Netflix inertia (noun): To be unable to decide which boxset
to start next, despite trawling through the various menus, watching all the
trailers and soliciting friends’ recommendations. Typically occurs during withdrawal from finishing
a previous boxset. Often leads to entire
allocated boxset time being used up in failing to pick a new one, resulting in
disappointment.
But the premise of How To Get Away With Murder is
sexier than that. This is because the
whole show is sexier than your average drama.
That doesn’t mean it’s all private parts and naughty swears. It’s soap operatic in its approach to the
(many) sex scenes: the bra always stays on, the covers are mostly up, or the
camera doesn’t go below the waist (I really have checked carefully). This isn’t Game Of Thrones with willies
and boobs flapping about everywhere.
Although I could take some coarser language. The biggest cuss you will hear is “You
ungrateful little twit.”
Nevertheless, the tameness stops there. The rest is pure wildness. If your job is helping accused murderers
avoid jail, whatever it takes, then, when you end up embroiled in a homicide
yourself, you’re well placee to get off scot free. And so we enter the world of Annalise
Keating, defence attorney at large. She’s
also a college professor teaching criminal law.

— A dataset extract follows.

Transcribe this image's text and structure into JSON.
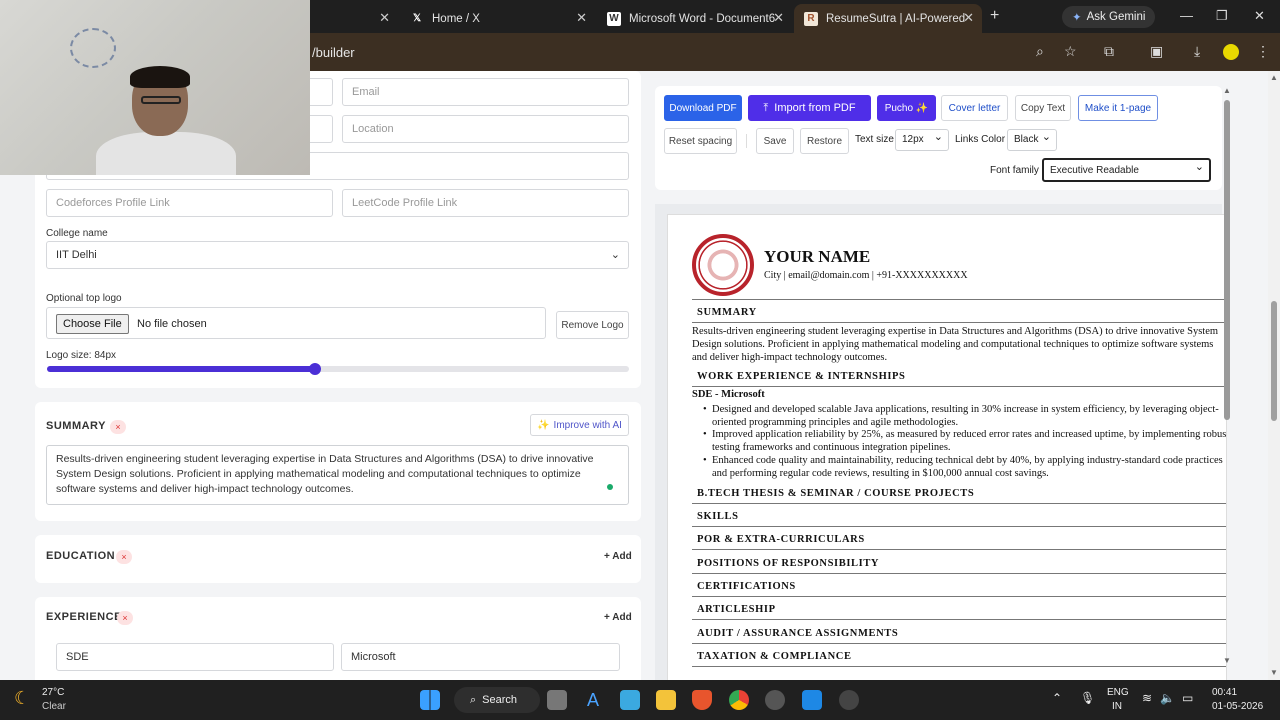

She seems to have time to take clients’ cases and to teach classes, and
all of this seems to happen somehow in the home she lives in, which is also a
24-hour office solution for her employees and interns. I think I would feel weird knowing my boss
sleeps upstairs.
Keating is so hard she eats her own shit, particularly in
early episodes before the layers of her personality have been peeled back. You know she eats her own shit as she
permanently has an expression on her as if she’s looking for somewhere to be
sick, which is an understandable consequence of such behaviour. But this doesn’t do justice to Viola Davis’ masterful
performance. Keating is horrible, but it
doesn’t take long till you’re unable to stop yourself from rooting for
her. Talking of pained faces,
accompanying Keating’s sick face, we have Bonnie Longbottom, her long-suffering
number two (as it were), who mopes about looking like she has just smelled a
fart the whole time. I’m glad I didn’t
go into law.
These grown-ups, along with Frank the paralegal (who mostly
is having an even worse time), are joined by five interns fresh from Keating’s
new intake of students at Middleton University.
It’s easy to see them as a box tick in stock characters, but they really
do come to life in their own right as the show progresses. Their illustrious internships are maintained
by working all hours supporting Keating with her various cases. In this sense, How To Get Away With Murder is
slightly episodic, taking on a new defendant, through to trial, with each
instalment, giving the interns the chance to fight for Keating’s affections in
the process. But each series is
structured around more gruesome body disposal, with our beloved lead characters
caught up in their own stabby stabby slashy slashy.
These are foreshadowed with various flash forwards and
flashbacks which don’t always hang together that well, but each series in
itself is neatly resolved around all the big reveals. And that is its power. As always, first episodes get you well and
truly sold in, but the mysteries pile up and up until you can’t resist one more
instalment. Before long, the various
lies and secrets weave all the characters together to such an extent that
nobody can trust anyone and even we as viewers lose all sight of the truth.
Everyone has something on everyone else, but somehow the
interns’ friendships spring from hate, resulting in cracking crackling dialogue
as they goad one another. And back to
the sex: almost everyone sleeps with everyone else. Who’d have thought spending all hours at your
professor’s house sifting through legal case files for no money would be so
arousing?
Either way, there are two other things that make this show
pure fantasy. All the characters
constantly answer their mobile phones.
They should learn by at least episode three that this only leads to bad
things. I stopped answering my phone at
work in 2013. Secondly, Keating’s kids
are helped by policeman Nate Lahey in their legally ambiguous endeavours. His top seems to fall off all the time and he
is so chiselled that it must pain him to breathe as much as it pains me to
shove too much cheese in my face while watching. I won’t mention the plotline laziness where
one character is simply able to hack things left, right and centre to help with
their cases.
So it might not be perfect, but this holds the record of
probably causing me the most audible gasps while watching. Next time your thumb is hovering on the
remote and you can’t quite commit to that next boxset to binge, try some US
crime glamour (with bras on) and plump for this one.